Based on the successful response, we can see that we have reached the destination here. Thus, we have determined all hops as well as the maximum MTU and where it changes.

Notes

TTL stands for time to live and is only used in IPv4. In IPv6, TTL is replaced by “Hop Limit” which serves the same function. For simplicity, I have only referred to TTL in this blog post.
Packet loss can occur not only with UDP. It can also occur with ICMP or TCP. TCP, however, has mechanisms which ensure that a packet sent will arrive reliably. However, UDP is considered (minimally) faster, which is why it is used by default for DNS requests.
ICMP is only used in IPv4. In IPv6 ICMPv6 is used. However, for simplicity, I will only talk about ICMP.
Asymmetric routing cannot always be detected by Tracepath - for example, if the number of hops on the outbound and return paths are the same, but a different path was taken anyway.
Doing traceroutes manually via ping is laborious and inefficient, but can give you a good understanding of how traceroute and tracepath work.

I have made an effort to be correct in content when writing this, but errors can still occur. If you find an error, I would be grateful if you email me :-)

Addendum

11.05.2023: Error message codes such as !X are not the same for traceroute and tracepath. For example, traceroute uses !X and tracepath uses !A if the message has been administratively filtered.

I could not find any documentation for the codes of Tracepath. Therefore, I opened an Issue on GitHub.
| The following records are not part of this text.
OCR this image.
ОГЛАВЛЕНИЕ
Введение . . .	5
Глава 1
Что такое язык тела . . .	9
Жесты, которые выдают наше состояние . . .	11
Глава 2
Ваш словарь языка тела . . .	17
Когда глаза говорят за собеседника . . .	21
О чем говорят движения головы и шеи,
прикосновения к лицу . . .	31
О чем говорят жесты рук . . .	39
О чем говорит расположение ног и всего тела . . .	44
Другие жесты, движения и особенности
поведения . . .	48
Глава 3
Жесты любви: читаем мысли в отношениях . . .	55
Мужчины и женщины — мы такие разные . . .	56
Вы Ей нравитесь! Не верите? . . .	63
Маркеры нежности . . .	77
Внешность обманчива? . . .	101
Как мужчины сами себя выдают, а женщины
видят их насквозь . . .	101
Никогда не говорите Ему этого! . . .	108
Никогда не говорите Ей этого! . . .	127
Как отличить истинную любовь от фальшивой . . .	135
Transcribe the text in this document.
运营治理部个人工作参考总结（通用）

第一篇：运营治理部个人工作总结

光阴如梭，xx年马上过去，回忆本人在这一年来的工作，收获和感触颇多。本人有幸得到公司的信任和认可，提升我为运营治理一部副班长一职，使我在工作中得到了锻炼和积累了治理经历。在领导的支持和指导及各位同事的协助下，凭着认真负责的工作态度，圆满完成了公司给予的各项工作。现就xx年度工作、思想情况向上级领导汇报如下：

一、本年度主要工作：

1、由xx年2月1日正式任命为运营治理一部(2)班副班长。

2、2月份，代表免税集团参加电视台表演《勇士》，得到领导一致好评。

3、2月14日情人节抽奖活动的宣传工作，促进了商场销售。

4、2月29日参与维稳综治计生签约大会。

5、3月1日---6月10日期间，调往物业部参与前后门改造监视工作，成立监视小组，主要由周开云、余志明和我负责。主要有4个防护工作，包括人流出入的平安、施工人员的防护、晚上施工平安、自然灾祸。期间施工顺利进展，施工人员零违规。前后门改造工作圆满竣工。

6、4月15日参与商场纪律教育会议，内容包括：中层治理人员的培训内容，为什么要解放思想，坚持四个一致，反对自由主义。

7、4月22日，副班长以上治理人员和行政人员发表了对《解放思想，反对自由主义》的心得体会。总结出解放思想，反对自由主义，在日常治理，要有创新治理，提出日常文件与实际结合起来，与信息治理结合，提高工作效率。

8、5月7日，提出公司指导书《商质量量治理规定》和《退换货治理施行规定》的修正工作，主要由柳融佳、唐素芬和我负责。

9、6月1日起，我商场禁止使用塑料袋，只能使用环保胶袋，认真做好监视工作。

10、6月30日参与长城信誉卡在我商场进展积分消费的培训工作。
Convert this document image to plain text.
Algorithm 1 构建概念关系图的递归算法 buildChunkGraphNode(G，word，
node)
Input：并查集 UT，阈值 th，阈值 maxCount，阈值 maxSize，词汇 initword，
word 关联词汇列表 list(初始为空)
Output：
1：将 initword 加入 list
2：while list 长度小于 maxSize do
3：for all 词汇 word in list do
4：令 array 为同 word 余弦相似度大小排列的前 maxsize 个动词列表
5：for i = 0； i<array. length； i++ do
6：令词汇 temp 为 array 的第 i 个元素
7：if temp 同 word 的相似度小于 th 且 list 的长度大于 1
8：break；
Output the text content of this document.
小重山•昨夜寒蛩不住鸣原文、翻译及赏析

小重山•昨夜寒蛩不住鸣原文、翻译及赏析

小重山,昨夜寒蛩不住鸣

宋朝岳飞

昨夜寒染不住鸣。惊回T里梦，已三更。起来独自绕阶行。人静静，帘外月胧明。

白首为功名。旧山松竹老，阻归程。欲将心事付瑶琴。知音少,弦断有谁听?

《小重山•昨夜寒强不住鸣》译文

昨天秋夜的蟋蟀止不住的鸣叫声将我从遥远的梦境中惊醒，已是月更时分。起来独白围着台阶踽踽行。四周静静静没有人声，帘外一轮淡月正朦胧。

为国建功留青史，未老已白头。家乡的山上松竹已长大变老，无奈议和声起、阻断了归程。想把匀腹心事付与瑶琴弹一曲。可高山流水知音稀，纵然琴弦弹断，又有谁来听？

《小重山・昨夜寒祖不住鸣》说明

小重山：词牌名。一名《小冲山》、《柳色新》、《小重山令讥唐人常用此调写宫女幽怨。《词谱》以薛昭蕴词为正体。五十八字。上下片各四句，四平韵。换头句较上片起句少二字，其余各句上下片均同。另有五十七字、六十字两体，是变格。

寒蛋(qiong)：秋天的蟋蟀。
But the meaning can be derived quite well from the source code:

Ausgabe	Code	Bedeutung
`!A`	EACCES	Communication administratively prohibited
`!N`	ENETUNREACH	Destination network unreachable
`!H`	EHOSTUNREACH	Destination host unreachable
`!P`	EPROTO	Destination protocol unreachable

This is what I could read from the source code. However, I am not sure if the table is correct.